メディカルトピア草加病院・婦人科の小堀宏之科長
メディカルトピア草加病院・婦人科の小堀宏之科長(C)日刊ゲンダイ
傷が目立たない婦人科内視鏡手術

 重い生理痛や月経(生理的出血)量の増加に悩まされている女性は多い。その原因には「子宮内膜症」や「子宮腺筋症」などの病気もあるが、最も多いのが「子宮筋腫」だ。筋肉でできた袋状の子宮の壁に良性腫瘍(筋腫)ができる病気で、30~40代に起こりやすい。

 同科は、これらの婦人科疾患に対する内視鏡を使った低侵襲手術(腹腔鏡手術や子宮鏡手術)では、首都圏でも有数の手術件数を誇る。常勤医のうち2人が日本産婦人科内視鏡学会・技術認定医だ。同科の小堀宏之科長が言う。

「子宮筋腫は30歳以上の女性の4~5人に1人の割合でみられますが、良性疾患なので症状がなければ様子を見てもいい病気です。
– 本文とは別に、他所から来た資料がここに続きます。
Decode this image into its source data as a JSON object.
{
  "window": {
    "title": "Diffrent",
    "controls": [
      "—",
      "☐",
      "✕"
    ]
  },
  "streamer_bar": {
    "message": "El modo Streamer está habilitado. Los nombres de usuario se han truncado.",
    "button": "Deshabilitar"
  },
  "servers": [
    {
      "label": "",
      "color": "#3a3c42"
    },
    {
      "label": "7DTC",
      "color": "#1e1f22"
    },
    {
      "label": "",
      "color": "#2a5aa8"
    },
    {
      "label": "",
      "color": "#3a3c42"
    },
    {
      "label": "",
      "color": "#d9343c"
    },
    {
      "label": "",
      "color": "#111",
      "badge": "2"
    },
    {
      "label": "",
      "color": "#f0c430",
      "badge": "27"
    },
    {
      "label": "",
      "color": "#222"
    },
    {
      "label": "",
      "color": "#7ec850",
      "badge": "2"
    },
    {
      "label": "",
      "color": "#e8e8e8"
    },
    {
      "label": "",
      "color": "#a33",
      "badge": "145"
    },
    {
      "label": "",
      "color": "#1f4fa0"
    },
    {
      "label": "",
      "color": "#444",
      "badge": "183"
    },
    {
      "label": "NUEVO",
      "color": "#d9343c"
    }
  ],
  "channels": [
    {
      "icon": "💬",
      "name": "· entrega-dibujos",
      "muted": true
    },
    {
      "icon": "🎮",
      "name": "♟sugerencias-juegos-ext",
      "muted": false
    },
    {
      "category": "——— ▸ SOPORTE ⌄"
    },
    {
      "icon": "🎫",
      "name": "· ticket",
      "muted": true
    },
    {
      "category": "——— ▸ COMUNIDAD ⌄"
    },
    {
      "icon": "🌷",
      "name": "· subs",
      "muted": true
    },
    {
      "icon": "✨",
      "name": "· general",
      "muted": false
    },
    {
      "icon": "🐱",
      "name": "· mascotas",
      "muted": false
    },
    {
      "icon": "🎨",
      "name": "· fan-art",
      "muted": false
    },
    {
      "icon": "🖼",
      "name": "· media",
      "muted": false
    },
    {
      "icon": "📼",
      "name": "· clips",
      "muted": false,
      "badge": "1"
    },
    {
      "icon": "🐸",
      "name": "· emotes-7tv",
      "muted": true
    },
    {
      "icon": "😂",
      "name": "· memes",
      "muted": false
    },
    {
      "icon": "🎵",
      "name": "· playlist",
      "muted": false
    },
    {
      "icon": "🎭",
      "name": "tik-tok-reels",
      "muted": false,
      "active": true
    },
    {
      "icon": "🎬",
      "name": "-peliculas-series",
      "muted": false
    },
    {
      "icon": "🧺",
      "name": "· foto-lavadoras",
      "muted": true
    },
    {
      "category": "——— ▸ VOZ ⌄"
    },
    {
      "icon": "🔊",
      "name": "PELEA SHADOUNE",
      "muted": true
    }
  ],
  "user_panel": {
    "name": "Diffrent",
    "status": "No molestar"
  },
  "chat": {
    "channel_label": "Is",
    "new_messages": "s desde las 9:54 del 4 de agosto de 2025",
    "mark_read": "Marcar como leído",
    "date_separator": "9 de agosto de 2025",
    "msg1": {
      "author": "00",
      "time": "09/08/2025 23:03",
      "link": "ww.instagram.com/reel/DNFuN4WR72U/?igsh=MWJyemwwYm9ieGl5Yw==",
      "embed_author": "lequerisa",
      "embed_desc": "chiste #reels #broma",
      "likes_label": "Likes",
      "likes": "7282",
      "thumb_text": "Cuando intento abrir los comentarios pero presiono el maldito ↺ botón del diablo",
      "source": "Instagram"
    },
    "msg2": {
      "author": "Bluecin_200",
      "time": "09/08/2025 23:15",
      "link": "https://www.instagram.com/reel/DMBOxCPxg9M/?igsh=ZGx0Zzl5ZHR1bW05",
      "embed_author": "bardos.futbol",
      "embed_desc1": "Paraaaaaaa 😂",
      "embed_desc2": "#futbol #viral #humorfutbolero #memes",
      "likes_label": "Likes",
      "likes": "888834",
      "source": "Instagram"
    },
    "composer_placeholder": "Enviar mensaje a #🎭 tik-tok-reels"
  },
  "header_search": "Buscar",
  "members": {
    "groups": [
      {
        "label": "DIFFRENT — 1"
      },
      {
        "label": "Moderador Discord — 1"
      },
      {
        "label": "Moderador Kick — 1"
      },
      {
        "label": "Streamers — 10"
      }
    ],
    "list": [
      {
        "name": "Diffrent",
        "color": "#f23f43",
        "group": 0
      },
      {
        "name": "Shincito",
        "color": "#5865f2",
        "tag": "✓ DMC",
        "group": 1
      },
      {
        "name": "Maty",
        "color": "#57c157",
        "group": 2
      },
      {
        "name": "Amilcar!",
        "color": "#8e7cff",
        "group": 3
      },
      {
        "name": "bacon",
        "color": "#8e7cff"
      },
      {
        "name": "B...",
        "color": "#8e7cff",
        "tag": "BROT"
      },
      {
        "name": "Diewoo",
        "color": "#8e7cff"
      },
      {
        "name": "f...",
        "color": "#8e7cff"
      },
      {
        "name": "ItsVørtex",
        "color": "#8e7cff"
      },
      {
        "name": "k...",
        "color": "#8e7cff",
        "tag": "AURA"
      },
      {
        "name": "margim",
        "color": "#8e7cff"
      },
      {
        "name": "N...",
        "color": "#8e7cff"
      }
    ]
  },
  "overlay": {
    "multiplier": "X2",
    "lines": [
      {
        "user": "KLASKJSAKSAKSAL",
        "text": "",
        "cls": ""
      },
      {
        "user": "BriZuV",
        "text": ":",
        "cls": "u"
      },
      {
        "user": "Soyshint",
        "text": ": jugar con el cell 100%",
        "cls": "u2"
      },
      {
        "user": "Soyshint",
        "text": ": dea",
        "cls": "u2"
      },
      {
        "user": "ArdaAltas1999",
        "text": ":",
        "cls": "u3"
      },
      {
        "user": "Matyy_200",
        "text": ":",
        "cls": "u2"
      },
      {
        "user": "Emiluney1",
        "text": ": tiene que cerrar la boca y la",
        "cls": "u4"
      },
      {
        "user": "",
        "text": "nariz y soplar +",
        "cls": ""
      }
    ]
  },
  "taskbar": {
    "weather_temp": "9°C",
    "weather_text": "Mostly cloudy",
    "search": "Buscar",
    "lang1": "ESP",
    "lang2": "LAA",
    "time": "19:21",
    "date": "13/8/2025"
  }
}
ただし、妊娠を考えた場合、不妊や流産、早産の原因になります。薬物療法もありますが、薬の継続使用が6カ月までしか認められておらず、薬をやめると3カ月で元の状態に戻ってしまいます。根治するなら手術が必要です」

 子宮筋腫には3タイプある。子宮の内側の粘膜にできる「粘膜下筋腫」、子宮の壁の中にできる「筋層内筋腫」、子宮の外側にできる「漿膜下筋腫」。筋腫の大きさは1~20センチとさまざまで、1個の場合もあれば、複数できる場合もある。

 手術は、子宮ごと取ってしまう「子宮全摘術」と、筋腫だけを取る「筋腫核出術」がある。

「どちらの手術にするかは患者さんの希望になります。子供をつくる必要がなかったり、筋腫の数が多ければ全摘術の方がいい。妊娠を考えていたり、子供はいるけれども子宮を残したいというならば核出術になります」

■入院日数は開腹の2分の1

 この2つの手術をできる限り、侵襲の少ない内視鏡手術で行っているのが同科の特徴だ。内視鏡手術には、お腹に5~10ミリの穴を4カ所開けて行う「腹腔鏡手術」と、お腹は切らずに膣から内視鏡を入れて筋腫を取る「子宮鏡手術」がある。

「開腹手術か内視鏡手術かの選択は筋腫の大きさで決まります。15センチ以下であれば腹腔鏡でほとんど対応できます。子宮鏡の適応は粘膜下筋腫のみで、3センチ以下であれば行うことができます」

 お腹を12~13センチ切る開腹手術の入院日数は10~14日。比べて、傷の少ない腹腔鏡は1週間弱、子宮鏡では2泊3日と大幅に回復が早い。

 しかし、婦人科疾患で内視鏡手術を行う施設はまだ少ないのが現状。国内の産婦人科医で、日本産婦人科内視鏡学会の技術認定医の資格を持つ医師は5%ほどしかいないという。

「内視鏡手術はスムーズにできれば低侵襲ですが、ひとたび腸や尿管の損傷、大出血などの合併症が起きれば、非常に高侵襲になります。その分、執刀医の豊富な経験と安定した技術が必要なのです」

 同院がリニューアルオープンしてから、過去5年間の同科・内視鏡手術の実績は2000例以上に上る。合併症の発生は腸と尿管の軽い損傷が各1例。輸血を必要としたケースはなく、手術中に腹腔鏡から開腹に移行した症例はゼロという。

■データ
上尾中央医科グループの急性期病院(一般80床)。